Le vieux trottinait dans son salon comme s'il avait rajeuni. Des tasses à café et une boîte à sucre sont apparues sur la table sans que je m'en aperçoive vraiment. Le chien, obstiné, calait son museau entre mes genoux. J'avais bien conscience que ma démarche était pour le moins malséante mais je n'ai pas eu le courage de mentir.

Un individu normalement constitué m'aurait tout de go saisi par le colback et jeté dehors en menaçant d'appeler la police. Le vieux bonhomme, sans doute, n'était pas normalement constitué. Il a posé sa tasse de café, ébouriffé son chien et m'a regardé avec une tendresse quasi paternelle.

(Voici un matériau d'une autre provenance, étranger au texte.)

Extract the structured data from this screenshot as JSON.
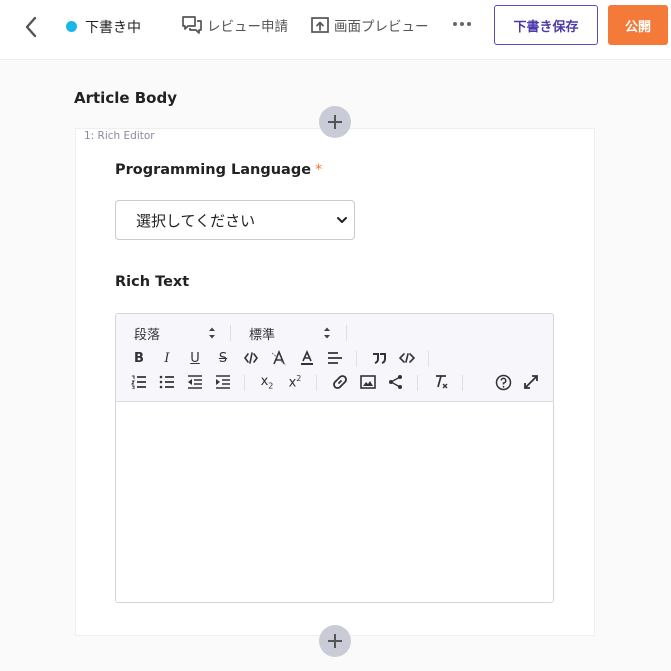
{
  "header": {
    "status_label": "下書き中",
    "review_label": "レビュー申請",
    "preview_label": "画面プレビュー",
    "save_draft_label": "下書き保存",
    "publish_label": "公開",
    "status_color": "#1bb6e8",
    "accent_color": "#f47a3a"
  },
  "content": {
    "section_title": "Article Body",
    "block_tag": "1: Rich Editor",
    "language_label": "Programming Language",
    "required_mark": "*",
    "language_select_value": "選択してください",
    "rich_text_label": "Rich Text"
  },
  "editor": {
    "format_select": "段落",
    "size_select": "標準",
    "icons": [
      "bold-icon",
      "italic-icon",
      "underline-icon",
      "strikethrough-icon",
      "inline-code-icon",
      "clear-background-icon",
      "font-color-icon",
      "align-icon",
      "blockquote-icon",
      "code-block-icon",
      "ordered-list-icon",
      "bullet-list-icon",
      "outdent-icon",
      "indent-icon",
      "subscript-icon",
      "superscript-icon",
      "link-icon",
      "image-icon",
      "share-icon",
      "clear-format-icon",
      "help-icon",
      "fullscreen-icon"
    ]
  }
}
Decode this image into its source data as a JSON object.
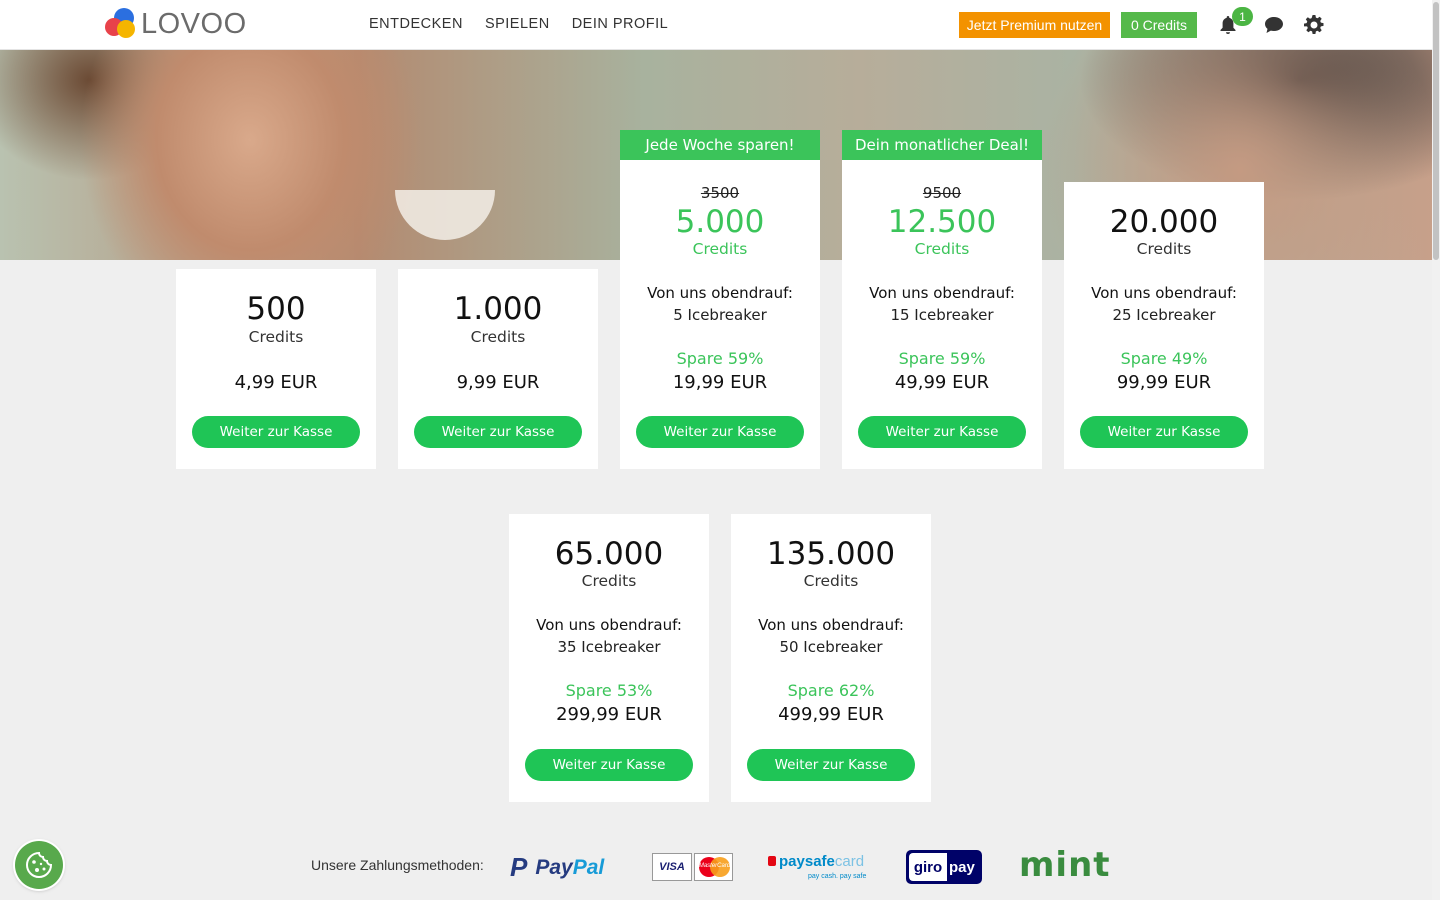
{
  "header": {
    "logo_text": "LOVOO",
    "nav": [
      "ENTDECKEN",
      "SPIELEN",
      "DEIN PROFIL"
    ],
    "premium_label": "Jetzt Premium nutzen",
    "credits_label": "0 Credits",
    "notification_count": "1",
    "icons": [
      "bell-icon",
      "chat-bubble-icon",
      "gear-icon"
    ]
  },
  "packages": [
    {
      "amount": "500",
      "unit": "Credits",
      "price": "4,99 EUR",
      "cta": "Weiter zur Kasse"
    },
    {
      "amount": "1.000",
      "unit": "Credits",
      "price": "9,99 EUR",
      "cta": "Weiter zur Kasse"
    },
    {
      "ribbon": "Jede Woche sparen!",
      "old_amount": "3500",
      "amount": "5.000",
      "unit": "Credits",
      "bonus_title": "Von uns obendrauf:",
      "bonus": "5 Icebreaker",
      "save": "Spare 59%",
      "price": "19,99 EUR",
      "cta": "Weiter zur Kasse"
    },
    {
      "ribbon": "Dein monatlicher Deal!",
      "old_amount": "9500",
      "amount": "12.500",
      "unit": "Credits",
      "bonus_title": "Von uns obendrauf:",
      "bonus": "15 Icebreaker",
      "save": "Spare 59%",
      "price": "49,99 EUR",
      "cta": "Weiter zur Kasse"
    },
    {
      "amount": "20.000",
      "unit": "Credits",
      "bonus_title": "Von uns obendrauf:",
      "bonus": "25 Icebreaker",
      "save": "Spare 49%",
      "price": "99,99 EUR",
      "cta": "Weiter zur Kasse"
    },
    {
      "amount": "65.000",
      "unit": "Credits",
      "bonus_title": "Von uns obendrauf:",
      "bonus": "35 Icebreaker",
      "save": "Spare 53%",
      "price": "299,99 EUR",
      "cta": "Weiter zur Kasse"
    },
    {
      "amount": "135.000",
      "unit": "Credits",
      "bonus_title": "Von uns obendrauf:",
      "bonus": "50 Icebreaker",
      "save": "Spare 62%",
      "price": "499,99 EUR",
      "cta": "Weiter zur Kasse"
    }
  ],
  "payments": {
    "label": "Unsere Zahlungsmethoden:",
    "paypal": [
      "Pay",
      "Pal"
    ],
    "visa": "VISA",
    "mastercard": "MasterCard",
    "paysafecard": [
      "paysafe",
      "card"
    ],
    "paysafecard_sub": "pay cash. pay safe",
    "giropay": [
      "giro",
      "pay"
    ],
    "mint": "mint"
  },
  "colors": {
    "accent_green": "#3bc45a",
    "button_green": "#1fc556",
    "premium_orange": "#f39200",
    "credits_green": "#55b94a"
  }
}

- Je connais ce portrait-robot, a-t-il commencé, tout le monde le connaît. Et c'est vrai qu'il a des ressemblances avec moi. Mais ce n'est pas lui qui fait de moi un coupable potentiel. C'est ma solitude. Vous êtes mon premier visiteur depuis dix ans.

- La solitude n'est pas un crime, ai-je bredouillé.

- Vous m'amusez. Deux mots de moi suffisent pour que vous me déclariez innocent ? C'est trop facile. N'entrez pas dans la police et retournez tondre votre jardin.

J'ai réalisé que mes cheveux étaient tout collants de charpie verte, que ma chemise exhalait des relents de terre écrasée et j'aurais voulu disparaître d'un claquement de doigts. Mais je ne parvenais pas à me lever. La photo de l'adjudant sur le buffet, la boîte à sucre, l'odeur du chien même me retenaient prisonnier.

- Votre café va refroidir, a dit le vieux bonhomme.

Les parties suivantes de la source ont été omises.